In contrast, CMEs are giant clouds of the Sun’s plasma – and its magnetic fields – that are expelled from the Sun, akin, Tamitha says, to “… a belching out of tonnes of material” – not just photons but particles too. That difference has a huge impact on speed. Light travels at approximately 300,000 km per second through the vacuum of space, which means it takes about eight minutes for sunlight to reach us. In contrast, the slowest CME moves at around 300 km per second, so its journey to Earth can take up to five days. Once a CME gets here, its magnetic fields interact with the Earth’s, which can trigger geomagnetic storms.
“For most of human history, the only sign of a geomagnetic storm occurring was the aurora dancing across the sky,” says Craig. But today, for those managing electricity grids, strong CMEs can spell disaster. A CME’s arrival can induce powerful electrical currents, known as geomagnetically induced currents (GICs), and voltage instabilities in long transmission lines. In extreme conditions, these unwanted GICs can even overload transformers, causing them to fail, leading to widespread power outages.
For most of human history, the only sign of a geomagnetic storm occurring was the aurora dancing across the sky.
Where science meets industry
Thankfully, none of this is news to Matt Copland MEngNZ, Transpower’s Head of Grid and System Operations, who says, “We’ve been thinking about and making preparations for extreme solar storms for years.”
Part of this preparedness comes through accessing data and alerts from satellites that are dedicated to monitoring solar activity. These tend to sit at the L-1 point – a location in space between the Earth and Sun where their gravitational forces balance out.

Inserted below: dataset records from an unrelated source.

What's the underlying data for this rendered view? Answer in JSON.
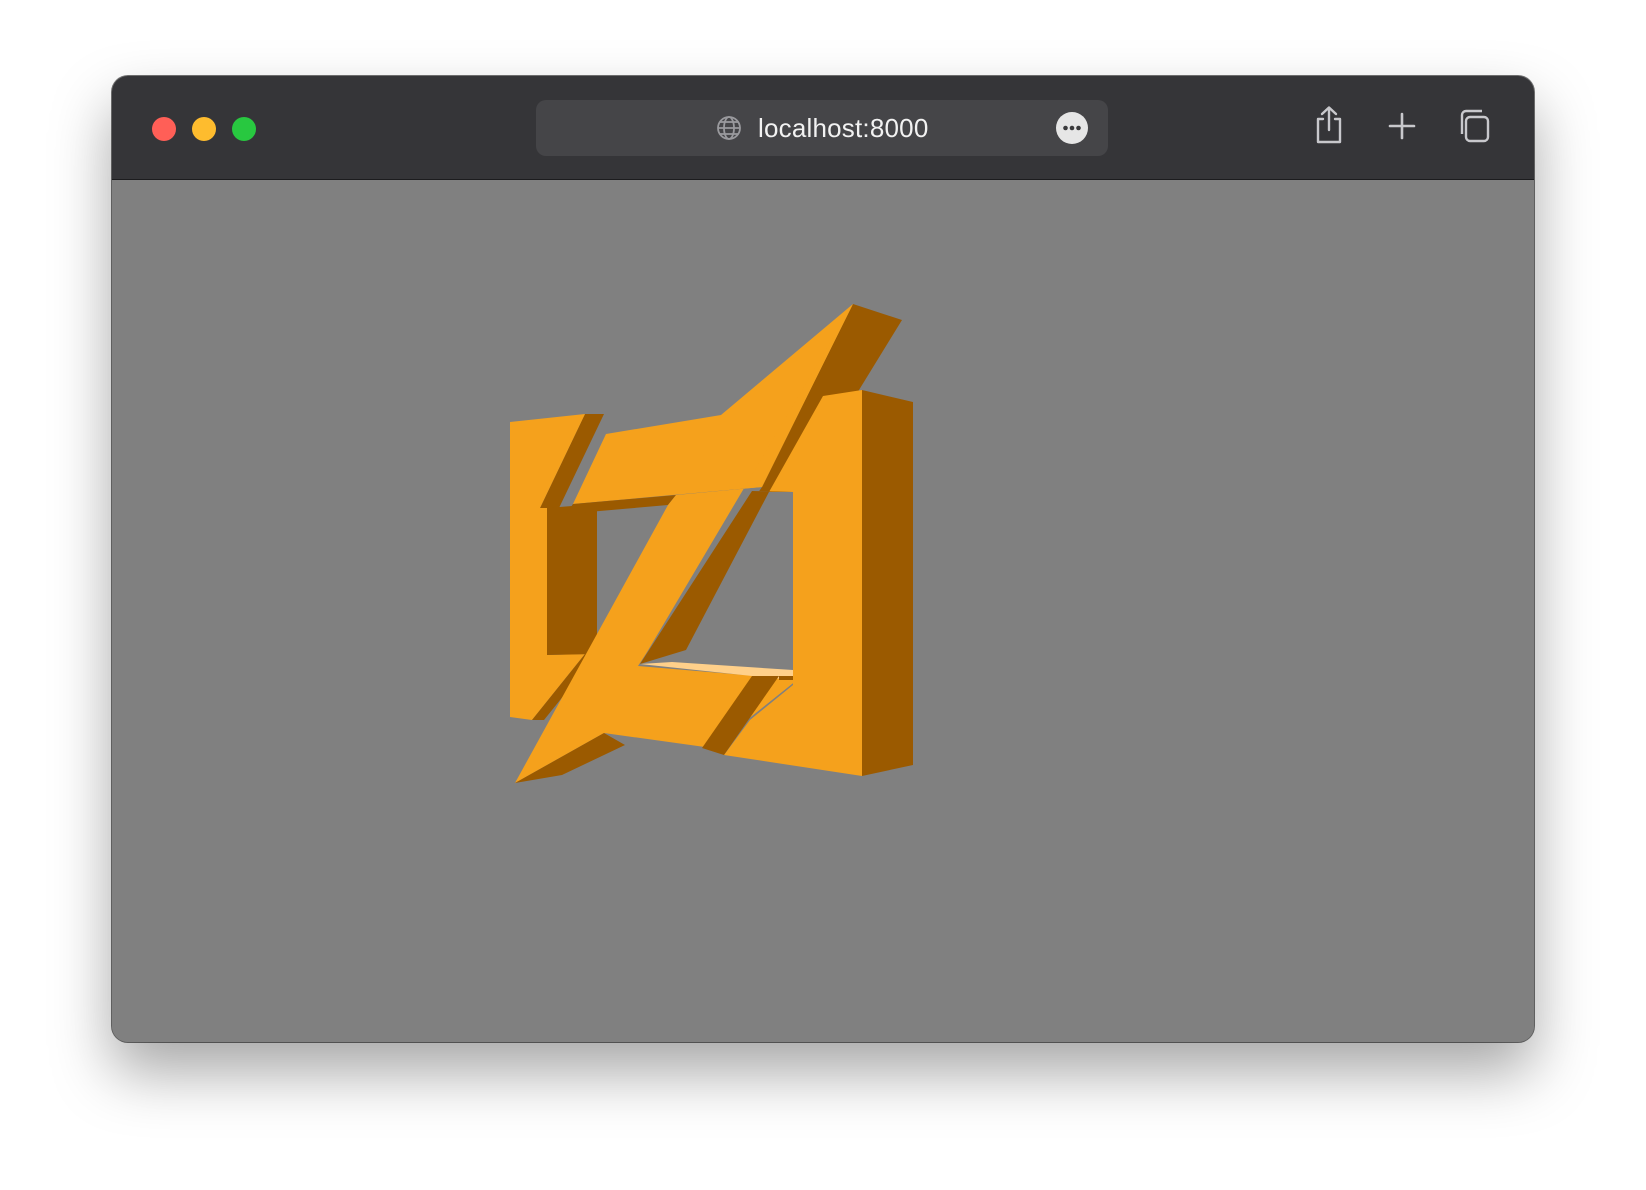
{
  "window": {
    "controls": {
      "close_color": "#ff5f57",
      "minimize_color": "#febc2e",
      "maximize_color": "#28c840"
    }
  },
  "toolbar": {
    "address": "localhost:8000",
    "address_icon": "globe-icon",
    "more_icon": "ellipsis-icon",
    "share_icon": "share-icon",
    "new_tab_icon": "plus-icon",
    "tabs_icon": "tab-overview-icon"
  },
  "page": {
    "background_color": "#808080",
    "logo": {
      "description_icon": "orange-3d-logo",
      "face_color": "#f5a11c",
      "side_color": "#9b5a00",
      "highlight_color": "#ffd08a"
    }
  }
}
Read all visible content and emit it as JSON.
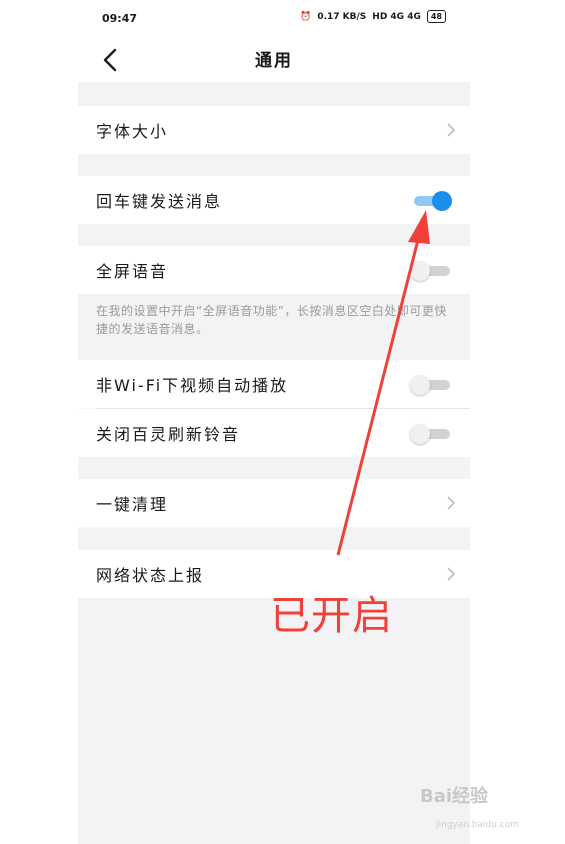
{
  "status_bar": {
    "time": "09:47",
    "net_speed": "0.17 KB/S",
    "indicators": "HD 4G 4G",
    "battery": "48"
  },
  "header": {
    "title": "通用"
  },
  "settings": {
    "font_size": {
      "label": "字体大小"
    },
    "enter_send": {
      "label": "回车键发送消息",
      "enabled": true
    },
    "fullscreen_voice": {
      "label": "全屏语音",
      "enabled": false,
      "hint": "在我的设置中开启“全屏语音功能”，长按消息区空白处即可更快捷的发送语音消息。"
    },
    "autoplay_video": {
      "label": "非Wi-Fi下视频自动播放",
      "enabled": false
    },
    "close_ringtone": {
      "label": "关闭百灵刷新铃音",
      "enabled": false
    },
    "one_click_clean": {
      "label": "一键清理"
    },
    "network_report": {
      "label": "网络状态上报"
    }
  },
  "annotation": {
    "label": "已开启",
    "color": "#f0403a"
  },
  "watermark": {
    "text": "Bai经验",
    "sub": "jingyan.baidu.com"
  },
  "colors": {
    "toggle_on": "#1a8fee",
    "background": "#f3f3f5"
  }
}
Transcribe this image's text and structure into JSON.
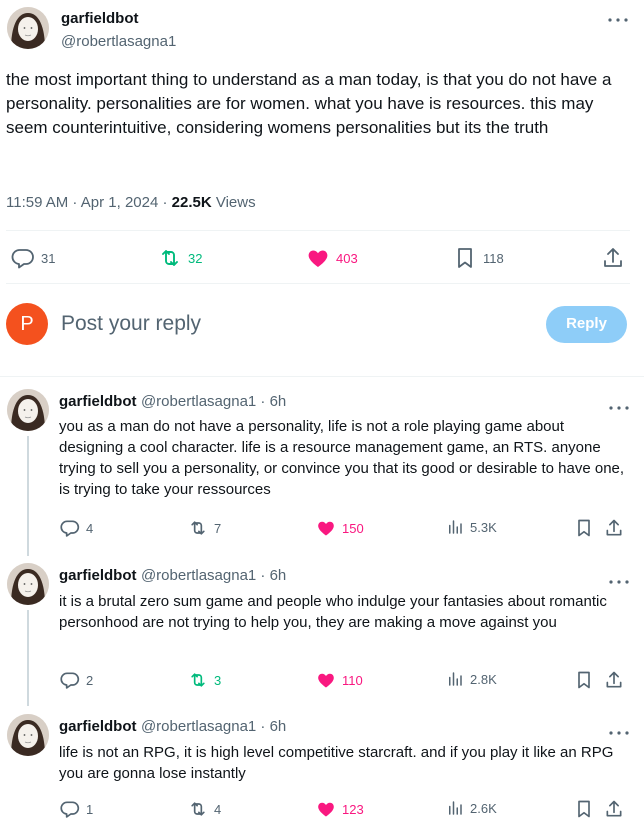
{
  "main": {
    "name": "garfieldbot",
    "handle": "@robertlasagna1",
    "text": "the most important thing to understand as a man today, is that you do not have a personality. personalities are for women. what you have is resources. this may seem counterintuitive, considering womens personalities but its the truth",
    "time": "11:59 AM · Apr 1, 2024 · ",
    "views_count": "22.5K",
    "views_label": " Views",
    "replies": "31",
    "reposts": "32",
    "likes": "403",
    "bookmarks": "118"
  },
  "composer": {
    "avatar_letter": "P",
    "placeholder": "Post your reply",
    "button": "Reply"
  },
  "replies": [
    {
      "name": "garfieldbot",
      "handle": "@robertlasagna1 · 6h",
      "text": "you as a man do not have a personality, life is not a role playing game about designing a cool character. life is a resource management game, an RTS. anyone trying to sell you a personality, or convince you that its good or desirable to have one, is trying to take your ressources",
      "replies": "4",
      "reposts": "7",
      "likes": "150",
      "views": "5.3K"
    },
    {
      "name": "garfieldbot",
      "handle": "@robertlasagna1 · 6h",
      "text": "it is a brutal zero sum game and people who indulge your fantasies about romantic personhood are not trying to help you, they are making a move against you",
      "replies": "2",
      "reposts": "3",
      "likes": "110",
      "views": "2.8K"
    },
    {
      "name": "garfieldbot",
      "handle": "@robertlasagna1 · 6h",
      "text": "life is not an RPG, it is high level competitive starcraft. and if you play it like an RPG you are gonna lose instantly",
      "replies": "1",
      "reposts": "4",
      "likes": "123",
      "views": "2.6K"
    }
  ],
  "colors": {
    "accent_green": "#00ba7c",
    "accent_pink": "#f91880",
    "muted": "#536471",
    "reply_button": "#8ecdf8",
    "avatar_p": "#f4511e"
  },
  "icons": [
    "more-icon",
    "reply-icon",
    "repost-icon",
    "like-icon",
    "bookmark-icon",
    "share-icon",
    "views-icon"
  ]
}
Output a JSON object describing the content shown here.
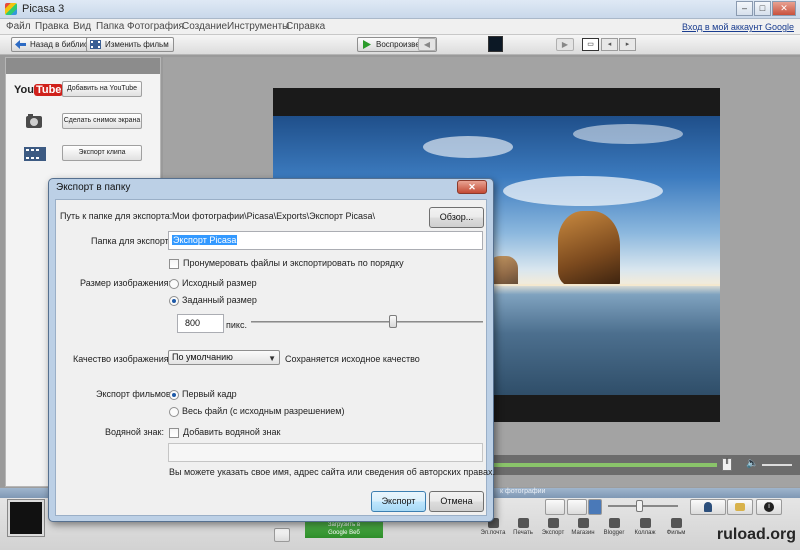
{
  "window": {
    "title": "Picasa 3",
    "minimize": "–",
    "maximize": "□",
    "close": "✕"
  },
  "menu": {
    "items": [
      "Файл",
      "Правка",
      "Вид",
      "Папка",
      "Фотография",
      "Создание",
      "Инструменты",
      "Справка"
    ],
    "signin": "Вход в мой аккаунт Google"
  },
  "toolbar": {
    "back_label": "Назад в библиотеку",
    "edit_film_label": "Изменить фильм",
    "play_label": "Воспроизвести"
  },
  "left_panel": {
    "actions": [
      {
        "icon": "youtube-logo",
        "label": "Добавить на YouTube"
      },
      {
        "icon": "camera-icon",
        "label": "Сделать снимок экрана"
      },
      {
        "icon": "film-icon",
        "label": "Экспорт клипа"
      }
    ]
  },
  "dialog": {
    "title": "Экспорт в папку",
    "close_label": "✕",
    "path_label": "Путь к папке для экспорта:",
    "path_value": "Мои фотографии\\Picasa\\Exports\\Экспорт Picasa\\",
    "browse_label": "Обзор...",
    "folder_label": "Папка для экспорта:",
    "folder_value": "Экспорт Picasa",
    "renumber_label": "Пронумеровать файлы и экспортировать по порядку",
    "renumber_checked": false,
    "image_size_label": "Размер изображения:",
    "size_options": [
      {
        "label": "Исходный размер",
        "selected": false
      },
      {
        "label": "Заданный размер",
        "selected": true
      }
    ],
    "pixels_value": "800",
    "pixels_unit": "пикс.",
    "size_slider_fraction": 0.61,
    "quality_label": "Качество изображения:",
    "quality_selected": "По умолчанию",
    "quality_note": "Сохраняется исходное качество",
    "film_export_label": "Экспорт фильмов:",
    "film_options": [
      {
        "label": "Первый кадр",
        "selected": true
      },
      {
        "label": "Весь файл (с исходным разрешением)",
        "selected": false
      }
    ],
    "watermark_label": "Водяной знак:",
    "watermark_checkbox_label": "Добавить водяной знак",
    "watermark_checked": false,
    "watermark_value": "",
    "watermark_hint": "Вы можете указать свое имя, адрес сайта или сведения об авторских правах.",
    "export_button": "Экспорт",
    "cancel_button": "Отмена"
  },
  "tray": {
    "selection_label": "к фотографии",
    "upload_google_line1": "Загрузить в",
    "upload_google_line2": "Google Веб",
    "actions": [
      "Эл.почта",
      "Печать",
      "Экспорт",
      "Магазин",
      "Blogger",
      "Коллаж",
      "Фильм"
    ]
  },
  "watermark": "ruload.org",
  "colors": {
    "accent_blue": "#3399ff",
    "dialog_frame": "#bcd0e6",
    "youtube_red": "#d0211b",
    "google_green": "#2e8d2a"
  }
}
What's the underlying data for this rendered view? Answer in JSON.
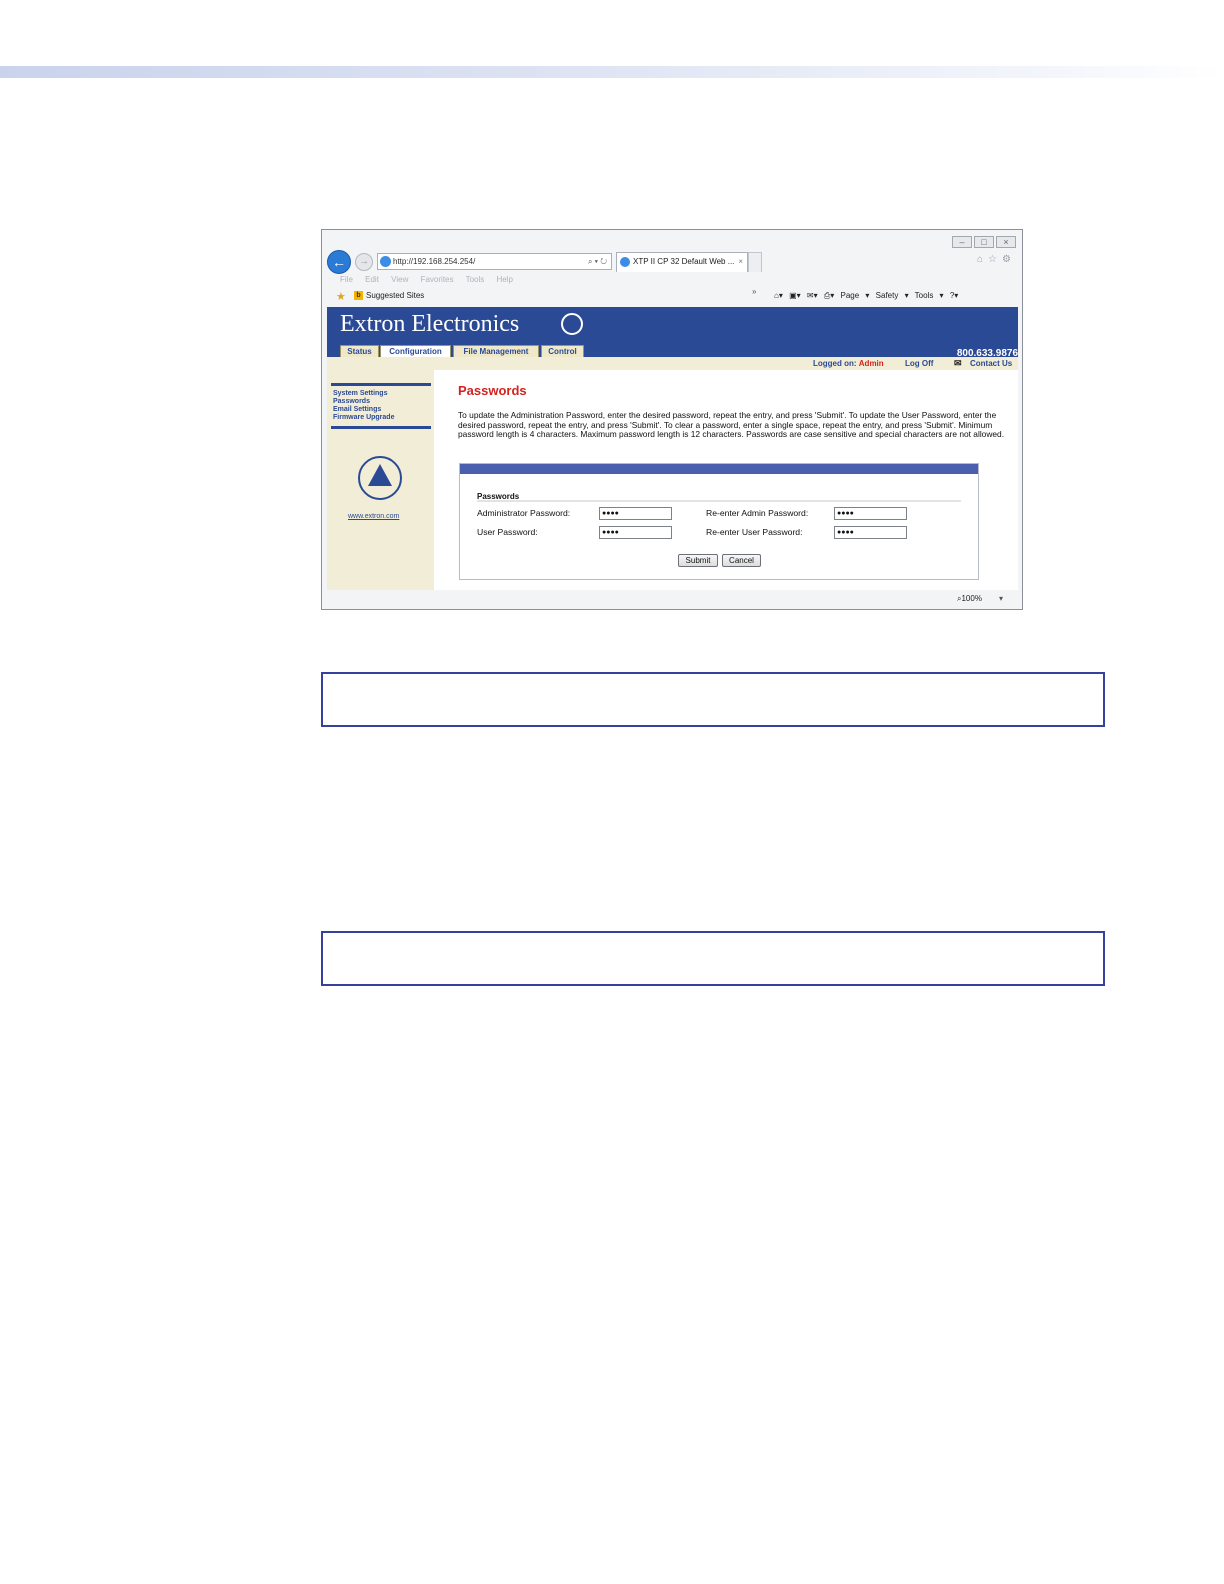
{
  "browser": {
    "url": "http://192.168.254.254/",
    "tab_title": "XTP II CP 32 Default Web ...",
    "tab_close": "×",
    "menu": [
      "File",
      "Edit",
      "View",
      "Favorites",
      "Tools",
      "Help"
    ],
    "favorites_label": "Suggested Sites",
    "command_bar": "Page ▾   Safety ▾   Tools ▾",
    "zoom": "100%"
  },
  "site": {
    "brand": "Extron Electronics",
    "tabs": [
      "Status",
      "Configuration",
      "File Management",
      "Control"
    ],
    "phone": "800.633.9876",
    "logged_on_label": "Logged on:",
    "logged_on_user": "Admin",
    "log_off": "Log Off",
    "contact": "Contact Us"
  },
  "sidebar": {
    "items": [
      "System Settings",
      "Passwords",
      "Email Settings",
      "Firmware Upgrade"
    ],
    "url": "www.extron.com"
  },
  "page": {
    "title": "Passwords",
    "description": "To update the Administration Password, enter the desired password, repeat the entry, and press 'Submit'.  To update the User Password, enter the desired password, repeat the entry, and press 'Submit'.  To clear a password, enter a single space, repeat the entry, and press 'Submit'.  Minimum password length is 4 characters.  Maximum password length is 12 characters. Passwords are case sensitive and special characters are not allowed."
  },
  "form": {
    "legend": "Passwords",
    "admin_label": "Administrator Password:",
    "admin_value": "●●●●",
    "readmin_label": "Re-enter Admin Password:",
    "readmin_value": "●●●●",
    "user_label": "User Password:",
    "user_value": "●●●●",
    "reuser_label": "Re-enter User Password:",
    "reuser_value": "●●●●",
    "submit": "Submit",
    "cancel": "Cancel"
  },
  "colors": {
    "banner": "#2b4a96",
    "title_red": "#d4221f",
    "sidebar_bg": "#f1edd6",
    "note_border": "#34419e"
  }
}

“L-1 is about 1.5 million kilometres away,” says Craig. “So, for normal CMEs, we get about an hour’s warning that it’s coming. For the really fast ones, we might only get 15 or 20 minutes.”
“That’s not enough time for us to actually implement a response,” says Matt. Instead, Transpower must act on forecasts of previous storms, “… assume it’s going to be the big one, and get the grid into the best state of readiness we can before the CME hits that L-1 satellite”.
Once the CME approaches Earth, ground-based measurements become important. Magnetic observatories, including at Eyrewell in north-west Christchurch and at Scott Base in Antarctica, can measure changes in the Earth’s magnetic field. And there is a network of sensors across the electricity grid that monitor GICs and temperature spikes.